(OT: „Jürgen – Heute wird gelebt“, Regie: Lars Jessen, Deutschland, 2017)
Es würde wohl keiner auf die Idee kommen, Jürgen Dose (Heinz Strunk) und Bernd Würmer (Charly Hübner) als Gewinner bezeichnen zu wollen. Jürgen arbeitet als Pförtner und lebt mit seiner bettlägerigen, äußerst widerspenstigen Mutter zusammen. Bernd sitzt im Rollstuhl und verbringt seine Zeit damit, anderen seine Behinderung aufs Auge zu drücken. Vor allem aber scheitern sie kontinuierlich daran, eine Frau zu finden. Einen Versuchen wollen die beiden Freunde jenseits der 40 dann aber doch noch starten: EuropLove, eine Partnervermittlung für osteuropäische Frauen. Vielleicht lässt sich ja da mal was finden?

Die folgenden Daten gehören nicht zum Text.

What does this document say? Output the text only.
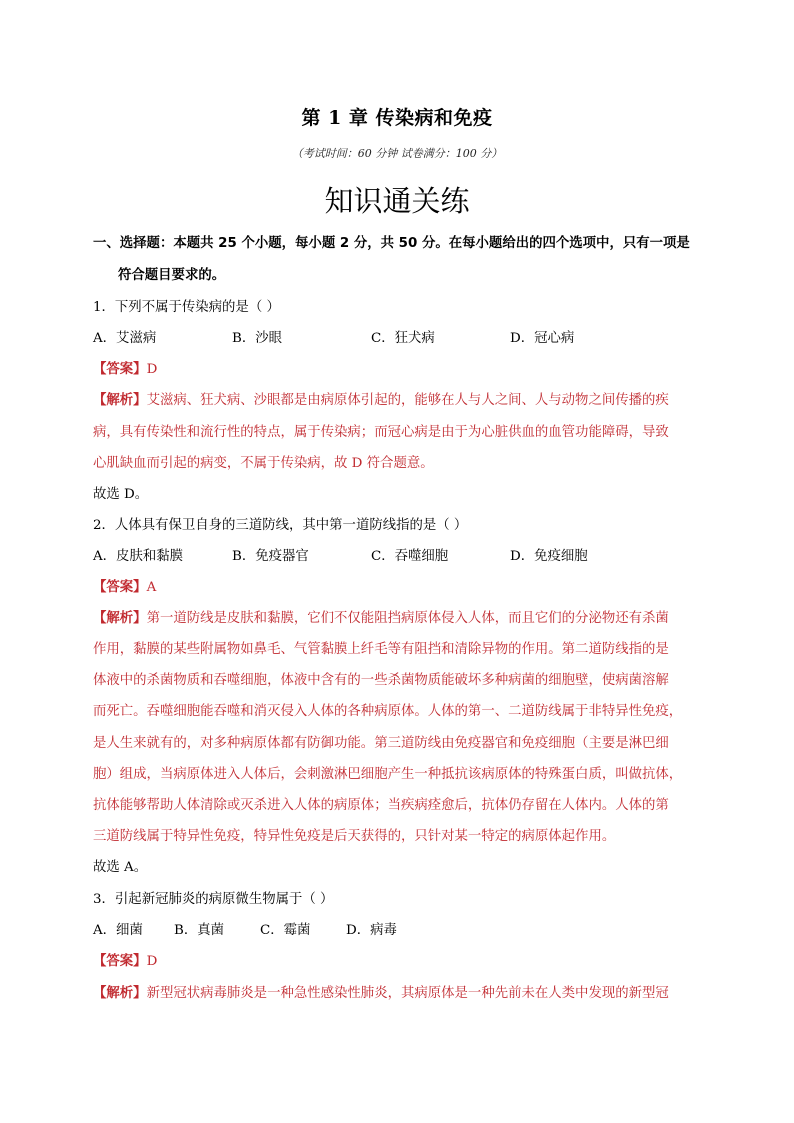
第 1 章 传染病和免疫
（考试时间：60 分钟 试卷满分：100 分）
知识通关练
一、选择题：本题共 25 个小题，每小题 2 分，共 50 分。在每小题给出的四个选项中，只有一项是
符合题目要求的。
1．下列不属于传染病的是（ ）
A．艾滋病	B．沙眼	C．狂犬病	D．冠心病
【答案】D
【解析】艾滋病、狂犬病、沙眼都是由病原体引起的，能够在人与人之间、人与动物之间传播的疾
病，具有传染性和流行性的特点，属于传染病；而冠心病是由于为心脏供血的血管功能障碍，导致
心肌缺血而引起的病变，不属于传染病，故 D 符合题意。
故选 D。
2．人体具有保卫自身的三道防线，其中第一道防线指的是（ ）
A．皮肤和黏膜	B．免疫器官	C．吞噬细胞	D．免疫细胞
【答案】A
【解析】第一道防线是皮肤和黏膜，它们不仅能阻挡病原体侵入人体，而且它们的分泌物还有杀菌
作用，黏膜的某些附属物如鼻毛、气管黏膜上纤毛等有阻挡和清除异物的作用。第二道防线指的是
体液中的杀菌物质和吞噬细胞，体液中含有的一些杀菌物质能破坏多种病菌的细胞壁，使病菌溶解
而死亡。吞噬细胞能吞噬和消灭侵入人体的各种病原体。人体的第一、二道防线属于非特异性免疫，
是人生来就有的，对多种病原体都有防御功能。第三道防线由免疫器官和免疫细胞（主要是淋巴细
胞）组成，当病原体进入人体后，会刺激淋巴细胞产生一种抵抗该病原体的特殊蛋白质，叫做抗体，
抗体能够帮助人体清除或灭杀进入人体的病原体；当疾病痊愈后，抗体仍存留在人体内。人体的第
三道防线属于特异性免疫，特异性免疫是后天获得的，只针对某一特定的病原体起作用。
故选 A。
3．引起新冠肺炎的病原微生物属于（ ）
A．细菌 B．真菌	C．霉菌	D．病毒
【答案】D
【解析】新型冠状病毒肺炎是一种急性感染性肺炎，其病原体是一种先前未在人类中发现的新型冠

Zusammen mit Gleichgesinnten, dem Reiseveranstalter Herr Schindelmeister (Peter Heinrich Brix) und Dolmetscherin Anja (Friederike Kempter) fahren die zwei nach Polen, um dort das große Glück zu finden.
Das Leben geht weiter, wird einem von wohlmeinenden Menschen gern immer mal wieder mitgegeben, wenn mal wieder alles schiefgelaufen ist. Das Problem ist nur: Meistens tut es das ohne dich. Dieses Gefühl hat man zumindest in den ersten Minuten von Jürgen – Heute wird gelebt, das auf dem Filmfest München debütierte, demnächst auf dem Festival des deutschen Films in Ludwigshafen läuft, bevor dann im Oktober das Fernsehen ansteht. Zwei Verlierer. Nicht völlig unsympathisch, aber auch nicht unbedingt der Schlag Mensch, mit dem man spontan um die Häuser ziehen wollte. Zwei Männer, die einfach nicht ihren Weg finden. Die man erbärmlich finden kann, die einem aber auch irgendwie leidtun.
Eine Geschichte aus dem traurigen Alltag
Geschrieben hat die Geschichte Hauptdarsteller Heinz Strunk, der mit seinem Alter Ego Jürgen Dose schon im Radio auftrat. Ein Buch gibt es auch. Nun also der Film. Vorkenntnisse braucht es natürlich keine, Jürgen – Heute wird gelebt steht völlig für sich. Genauer zeichnet sich die Komödie dadurch aus, dass so ziemlich jeder hier sofort andocken kann. Nur wenige Minuten braucht Regisseur Lars Jessen (Leider verwandt, Der letzte Cowboy), um zusammen mit seinen beiden Hauptdarstellern Szenario und Figuren zu skizzieren. Und auch wenn die konkrete Situation vielleicht nicht jedermanns Leben ist, so ist sie doch so universell, dass sie mehr Leuten aus dem Herzen spricht, als sie vielleicht zugeben wollen.
Um Herzensangelegenheiten geht es dabei auch. Frei von Kitsch erzählt der Film davon, wie schwierig es sein kann, die Liebe zu finden, wenn man nicht unbedingt den Hauptpreis in der Amor-Lotterie darstellt. Gerade später, wenn die muntere Ansammlung sozial ungeschickter Männer in dem polnischen Hotel die Frauen überzeugen sollen, begegnet Jürgen – Heute wird gelebt dem Thema mit viel Verständnis und Einfühlungsvermögen. Schön sind die Szenen, traurig auch, wie sie da zusammensitzen – Verlierertypen, die unbedingt wollen, aber nicht wissen wie. Die mit der Situation überfordert sind, keinen Plan B haben. Die selbst schon Plan B sind. Oder auch C.
… aber doch auch lustig
Ein bisschen altmodisch ist das zuweilen, auch weil Jürgen und Bernd sich mit der neuen Welt schwertun. Doch genau dadurch zeigt sich Jürgen – Heute wird gelebt auch sehr modern und zeitgemäß: Der Film erzählt von Menschen, die in der schnelllebigen, digitalisierten Welt durchs Raster gefallen sind. Und doch wird nicht auf die Tränendrüse gedrückt, trotz einzelner rührend-schmerzhafter Momente ist der Film Komödie, kein Drama. Mit trockenem Humor sowie einem Gespür fürs Skurrile wird die im Herzen ernste Geschichte immer wieder aufgelockert. Eine tatsächliche Auseinandersetzung mit den Themen Einsamkeit oder auch organisierter Liebe ist das nicht, will es nicht sein. Ein gesellschaftskritisches Zeitporträt sollen andere drehen. Strunk reicht es, dem Publikum aufzuzeigen, wie chaotisch das Gefühlsleben sein kann – und wie lustig, wenn man es aus etwas Abstand betrachtet.